The UK's 50p rate: Tax or symbol?

George Osborne Image copyright Getty Images
Image caption Twenty economists have written to Osborne saying the tax rate is doing 'lasting damage' to the UK

Taxes you might think live or die according to whether they raise revenue for the Exchequer. Not so. The debate about 50p is as much about political symbolism as economics.

Those who want the rate to go fear that the top rate sends a message around the world that Britain does not want the wealthy to come here.

The rate is higher than many of our competitors and 50% crosses an important psychological barrier for many people who resent the idea of the state taking half their earnings.

Those who want it to stay see it as a symbol of fairness - evidence that the wealthy are taking their share of the pain.

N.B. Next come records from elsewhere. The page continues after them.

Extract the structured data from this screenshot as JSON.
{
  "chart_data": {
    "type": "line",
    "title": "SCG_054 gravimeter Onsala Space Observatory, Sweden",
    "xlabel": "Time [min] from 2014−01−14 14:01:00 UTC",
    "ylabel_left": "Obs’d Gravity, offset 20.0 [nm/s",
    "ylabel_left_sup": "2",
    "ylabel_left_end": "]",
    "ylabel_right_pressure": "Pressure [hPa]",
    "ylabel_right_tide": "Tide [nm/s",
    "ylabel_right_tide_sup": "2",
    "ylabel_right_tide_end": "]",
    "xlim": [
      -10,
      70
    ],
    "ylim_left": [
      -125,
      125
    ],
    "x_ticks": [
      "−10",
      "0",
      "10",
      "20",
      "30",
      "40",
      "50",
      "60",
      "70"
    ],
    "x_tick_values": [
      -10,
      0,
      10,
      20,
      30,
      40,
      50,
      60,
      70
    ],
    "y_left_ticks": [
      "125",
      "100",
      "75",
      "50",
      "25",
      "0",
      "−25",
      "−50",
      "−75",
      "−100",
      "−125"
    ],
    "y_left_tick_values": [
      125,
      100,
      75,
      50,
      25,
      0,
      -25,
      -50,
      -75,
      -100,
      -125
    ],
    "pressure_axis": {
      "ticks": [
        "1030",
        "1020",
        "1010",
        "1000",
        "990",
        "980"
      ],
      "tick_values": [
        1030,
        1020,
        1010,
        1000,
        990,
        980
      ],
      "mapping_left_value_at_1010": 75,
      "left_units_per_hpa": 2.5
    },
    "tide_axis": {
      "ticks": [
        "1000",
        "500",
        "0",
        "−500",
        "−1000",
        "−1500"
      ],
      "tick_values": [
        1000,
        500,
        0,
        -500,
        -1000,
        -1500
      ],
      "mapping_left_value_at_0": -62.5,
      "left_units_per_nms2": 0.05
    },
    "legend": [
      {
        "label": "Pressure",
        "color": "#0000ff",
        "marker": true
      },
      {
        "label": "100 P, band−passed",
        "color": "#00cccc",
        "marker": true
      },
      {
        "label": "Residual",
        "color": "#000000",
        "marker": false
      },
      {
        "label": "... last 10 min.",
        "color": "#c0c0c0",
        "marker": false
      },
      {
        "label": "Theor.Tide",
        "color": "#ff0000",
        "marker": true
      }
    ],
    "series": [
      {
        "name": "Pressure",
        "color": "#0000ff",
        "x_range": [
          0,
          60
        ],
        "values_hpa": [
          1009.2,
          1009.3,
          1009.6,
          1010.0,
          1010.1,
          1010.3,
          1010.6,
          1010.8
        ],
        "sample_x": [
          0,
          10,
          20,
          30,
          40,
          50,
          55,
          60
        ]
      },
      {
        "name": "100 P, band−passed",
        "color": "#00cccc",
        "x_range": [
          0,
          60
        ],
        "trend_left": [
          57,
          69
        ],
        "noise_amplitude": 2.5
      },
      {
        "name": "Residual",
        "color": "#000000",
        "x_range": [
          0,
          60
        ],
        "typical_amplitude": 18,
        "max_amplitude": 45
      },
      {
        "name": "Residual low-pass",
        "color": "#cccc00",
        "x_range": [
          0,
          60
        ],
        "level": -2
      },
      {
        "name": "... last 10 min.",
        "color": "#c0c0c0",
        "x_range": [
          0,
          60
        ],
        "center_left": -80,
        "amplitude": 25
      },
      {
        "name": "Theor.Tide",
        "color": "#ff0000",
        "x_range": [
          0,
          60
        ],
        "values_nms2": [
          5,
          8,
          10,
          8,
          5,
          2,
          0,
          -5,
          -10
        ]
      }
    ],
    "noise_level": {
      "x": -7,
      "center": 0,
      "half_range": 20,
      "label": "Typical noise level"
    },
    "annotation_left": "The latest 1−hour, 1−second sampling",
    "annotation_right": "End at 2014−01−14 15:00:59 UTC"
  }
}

The party politics of all this are also not as simple as some suggest.

Labour's two Eds are instinctively in favour of keeping the 50p rate and are sure to oppose it being scrapped.

However, Alistair Darling made clear when he introduced it that he intended it to last only as long as the economic crisis.

Alan Johnson endorsed this view as shadow chancellor, as do many Blairites who fear that Labour will return to being seen as the enemies of aspiration.

The Lib Dems have declared in recent weeks that scrapping the 50p rate is "cloud cuckoo land" (that was Chief Secretary to the Treasury Danny Alexander) and "impossible" (Vince Cable).

However, the party dropped their policy of backing a 50p rate before the last election.

Behind the scenes Lib Dem ministers are telling their Tory coalition partners - if you're determined to drop this tax we need something in return which will show that the government is committed to fairness eg a new tax on property.

While many Tories are instinctively in favour of tax cuts, some are already telling me that it would be political suicide to cut the top rate for those earning over £150,000 while proceeding with plans to take child benefit away from those earning a third of that amount.

My hunch is that George Osborne will find a way before the next election to scrap this tax and pay for it by another less visible tax increase on the wealthy. Remember how he promised to pay for a cut in inheritance tax by increasing tax on non-doms?